Она расплакалась и я попытался привлечь ее к себе, заключить в объятия и успокоить, но она, всхлипывая, отстранилась, вышла за дверь и захлопнула ее за собой.
Я стоял в коридоре, слушая звонкое эхо.
Через некоторое время я вернулся в спальню и долго сидел на краю кровати, глазея на ковер, на стену, на шторы. После полуночи я встал и навел порядок. Я вытряхнул пепельницу и вымыл посуду, оставшуюся после нашего ужина, а потом помыл кофейные чашечки и поставил все это в сушилку возле мойки. Затем я вытащил свой кожаный чемодан и засунул в него столько своей одежды, сколько туда убралось. Сверху я положил рукопись. Я убедился, что свет во всех комнатах погашен и вода из крана не капает. Выходя, я погасил свет в коридоре и закрыл за собой входную дверь.
Я пошел по Кентиш-Таун-роуд, на которой, несмотря на поздний час царило оживленное движение. Я слишком устал, чтобы спать на улице, и решил подыскать себе ночлег недалеко от вокзала Паддингтон, где отелей было полно – но я хотел уехать из Лондона. Я нерешительно остановился и осмотрелся.
Отказ Грейс словно оглушил меня. Я вернулся к ней, не приводя ничего в порядок, и рассказал ей все, не представляя себе, что может произойти, воодушевленный и убежденный, что все свои внутренние силы могу посвятить решению этой непростой проблемы. Вместо этого она показала, что она сильнее меня.
Молния на моем чемодане разошлась, и я увидел рукопись. Я достал ее и в свете уличных фонарей перелистал. Фабула четко вставала перед моим мысленным взором, но слова со страниц исчезли. Некоторые листы были напечатаны на машинке, некоторые исчерканы и покрыты каракулями. Перелистывая их, я увидел мелькавшие там имена и названия: Калия, Марисей, Сери, Иа, Малиган. И засохшие брызги крови Грейс. Единственными связными словами были слова на последней странице рукописи. Незаконченное предложение.
Я снова собрал листы в стопку, убрал в мягкий кожаный чемодан и присел у входа в какой-то магазин. Если я выброшу эти страницы, история останется нерассказанной, а значит, я снова смогу начать все сначала.
Прошло больше года с тех пор, как я жил в сельском домике Эдвина, и в моей жизни произошло многое, о чем не говорилось в рукописи. Пребывание в сельском домике, недели в доме Фелисити, возвращение в Лондон, открытие островов.
Но прежде всего, в рукописи не было ни слова о том, как и почему она была написана, и о сделанных мной открытиях.
Когда я присел в удобном входе в магазин, поставив чемодан между ног, мне стало ясно, что я вернулся к Грейс преждевременно. Мое определение моего «я» было неполно. Сери была права: необходимо было погрузиться в острова всей душой.
Глубокое возбуждение пронизало меня, когда я подумал о брошенном мне вызове. Я покинул вход в магазин и быстро пошел к центру города. Утром я подыщу себе жилье и, может быть, устроюсь на какую- нибудь работу. Потом все свое свободное время я буду писать, конструировать свой внутренний мир, погружаясь в него. Так я смогу отыскать себя. Так я смогу обрести счастье и радость. Грейс никогда больше не откажет мне ни в чем.

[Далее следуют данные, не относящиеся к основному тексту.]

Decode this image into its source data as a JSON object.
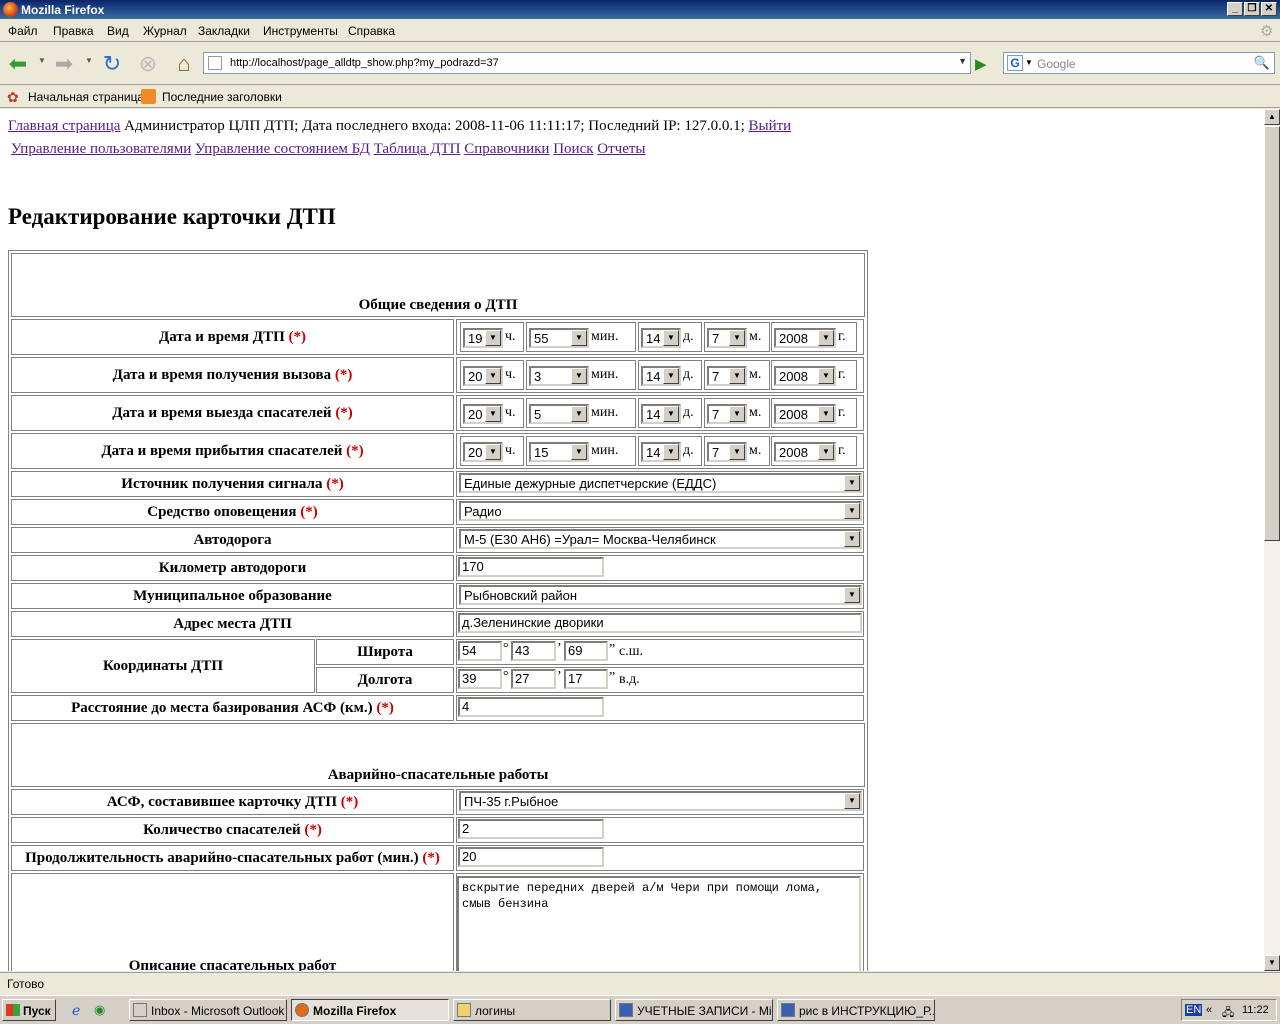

Мне казалось, что я один в городе, на улицах со скудно освещенными витринами, темными глазницами окон жилых домов, пустыми тротуарами, сияющими в пустоте рекламами. Зона моего восприятия расширилась, вбирая в себя весь Лондон. Центром этой зоны был я сам. Я проходил мимо длинных рядов припаркованных машин, мимо неубранных и неопорожненных мусорных контейнеров, заполненных пустыми консервными банками и пластиковыми стаканчиками. Я пересекал пустынные перекрестки, где светофоры переключали свет для отсутствующих автомобилей, проходил мимо стен домов, разрисованных узорами влаги, мимо закрытых ставней, запертых контор, загороженных решетками входов на станции подземки.